Commercialisés depuis 2018, la société Cascade conçoit les additifs capables d’agir sur les longueurs d’onde puis les vend à des fabricants de films plastiques qui les incorporent aux films traditionnels par un procédé d’extrusion. L’entreprise annonce un surcoût compris entre 2 à 3% de la valeur de la culture. «Pour des melons dont le produit par hectare est d’environ 20 000 euros, la dépense supplémentaire est d’environ 400 €» ajoute Séverine Lemarié. Dans le passé, d’autres sociétés ont commercialisé des films capables d’agir sur le spectre solaire. «Le procédé n’était pas le même. Ils fonctionnaient grâce à un système de filtre qui abaissait l’ensemble des longueurs d’onde. Ils se sont révélés trop chers et ont progressivement disparu. Notre technologie fonctionne par conversion du spectre solaire» précise Séverine Lemarié.
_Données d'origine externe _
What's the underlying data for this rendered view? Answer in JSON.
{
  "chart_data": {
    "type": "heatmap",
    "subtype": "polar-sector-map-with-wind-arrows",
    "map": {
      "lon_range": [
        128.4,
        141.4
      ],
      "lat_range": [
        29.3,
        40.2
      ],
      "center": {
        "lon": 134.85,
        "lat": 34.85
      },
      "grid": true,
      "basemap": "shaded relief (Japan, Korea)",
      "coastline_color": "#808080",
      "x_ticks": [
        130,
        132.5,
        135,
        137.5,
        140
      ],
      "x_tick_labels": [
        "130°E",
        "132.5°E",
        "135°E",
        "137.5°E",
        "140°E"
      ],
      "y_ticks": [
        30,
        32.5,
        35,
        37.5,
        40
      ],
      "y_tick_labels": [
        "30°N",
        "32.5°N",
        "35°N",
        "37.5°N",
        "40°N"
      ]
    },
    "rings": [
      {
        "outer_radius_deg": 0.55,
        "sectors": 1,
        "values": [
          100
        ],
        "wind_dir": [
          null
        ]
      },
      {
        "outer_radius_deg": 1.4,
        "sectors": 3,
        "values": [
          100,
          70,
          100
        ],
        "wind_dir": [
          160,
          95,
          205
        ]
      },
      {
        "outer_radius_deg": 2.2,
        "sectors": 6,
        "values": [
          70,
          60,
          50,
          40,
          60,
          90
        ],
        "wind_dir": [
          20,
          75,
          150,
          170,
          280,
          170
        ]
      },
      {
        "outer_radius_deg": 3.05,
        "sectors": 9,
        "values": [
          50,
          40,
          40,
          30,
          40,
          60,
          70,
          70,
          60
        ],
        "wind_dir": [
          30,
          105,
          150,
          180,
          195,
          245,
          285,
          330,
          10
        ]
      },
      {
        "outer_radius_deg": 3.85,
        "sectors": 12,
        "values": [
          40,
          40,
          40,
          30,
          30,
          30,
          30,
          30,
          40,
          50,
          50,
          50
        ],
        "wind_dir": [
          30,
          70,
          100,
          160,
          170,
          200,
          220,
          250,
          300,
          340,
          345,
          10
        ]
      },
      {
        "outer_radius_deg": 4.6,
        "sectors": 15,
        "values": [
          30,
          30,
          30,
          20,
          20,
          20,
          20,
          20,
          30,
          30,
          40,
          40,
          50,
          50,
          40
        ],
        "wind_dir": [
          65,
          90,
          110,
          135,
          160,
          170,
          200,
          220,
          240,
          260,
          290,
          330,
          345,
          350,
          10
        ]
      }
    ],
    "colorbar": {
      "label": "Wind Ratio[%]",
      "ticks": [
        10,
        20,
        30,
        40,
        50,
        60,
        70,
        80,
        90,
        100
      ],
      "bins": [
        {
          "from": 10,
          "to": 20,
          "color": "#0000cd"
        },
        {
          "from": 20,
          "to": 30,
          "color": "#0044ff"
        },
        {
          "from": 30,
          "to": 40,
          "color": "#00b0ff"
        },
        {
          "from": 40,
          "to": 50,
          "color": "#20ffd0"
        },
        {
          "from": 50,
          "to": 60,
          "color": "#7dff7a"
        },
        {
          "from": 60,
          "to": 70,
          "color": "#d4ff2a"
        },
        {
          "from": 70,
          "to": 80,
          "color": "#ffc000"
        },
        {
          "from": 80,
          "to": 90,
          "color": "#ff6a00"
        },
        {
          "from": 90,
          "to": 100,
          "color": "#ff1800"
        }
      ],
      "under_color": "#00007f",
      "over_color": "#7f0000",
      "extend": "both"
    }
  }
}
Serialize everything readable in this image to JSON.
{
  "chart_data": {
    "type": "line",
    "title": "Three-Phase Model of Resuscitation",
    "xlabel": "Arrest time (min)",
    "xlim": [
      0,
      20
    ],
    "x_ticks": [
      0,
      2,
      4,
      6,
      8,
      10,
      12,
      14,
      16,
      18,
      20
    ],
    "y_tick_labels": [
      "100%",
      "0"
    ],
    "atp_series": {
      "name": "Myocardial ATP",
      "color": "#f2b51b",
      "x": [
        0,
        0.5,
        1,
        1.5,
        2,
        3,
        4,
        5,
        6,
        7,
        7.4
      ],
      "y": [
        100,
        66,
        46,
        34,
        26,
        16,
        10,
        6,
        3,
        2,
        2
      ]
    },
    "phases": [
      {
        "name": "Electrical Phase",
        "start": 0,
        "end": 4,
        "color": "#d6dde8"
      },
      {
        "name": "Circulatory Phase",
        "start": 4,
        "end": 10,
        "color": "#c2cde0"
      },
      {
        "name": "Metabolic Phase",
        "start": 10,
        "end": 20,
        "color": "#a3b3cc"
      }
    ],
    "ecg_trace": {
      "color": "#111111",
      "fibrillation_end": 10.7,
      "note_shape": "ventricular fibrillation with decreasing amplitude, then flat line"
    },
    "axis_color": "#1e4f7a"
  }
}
Le projet de recherche va se prolonger jusqu’en 2022. L’objectif sera de mieux mesurer l’impact de ces films sur la qualité sanitaire des plantes ainsi que de définir les besoins en intrants, en eau et minéraux en conditions d’utilisation. Des essais doivent aussi s’étendre en Italie et en Amérique du Sud. «Cela fait plus de 5 ans que nous travaillons sur ces films, nous avons suffisamment de recul pour savoir dans quelles conditions ils sont les plus efficaces. Nous sommes satisfaits car l’augmentation des rendements n’est pas réalisée au détriment de la qualité. Nous souhaitons à présent concevoir un modèle pour prédire les résultats» conclut  Soulaiman Sakr.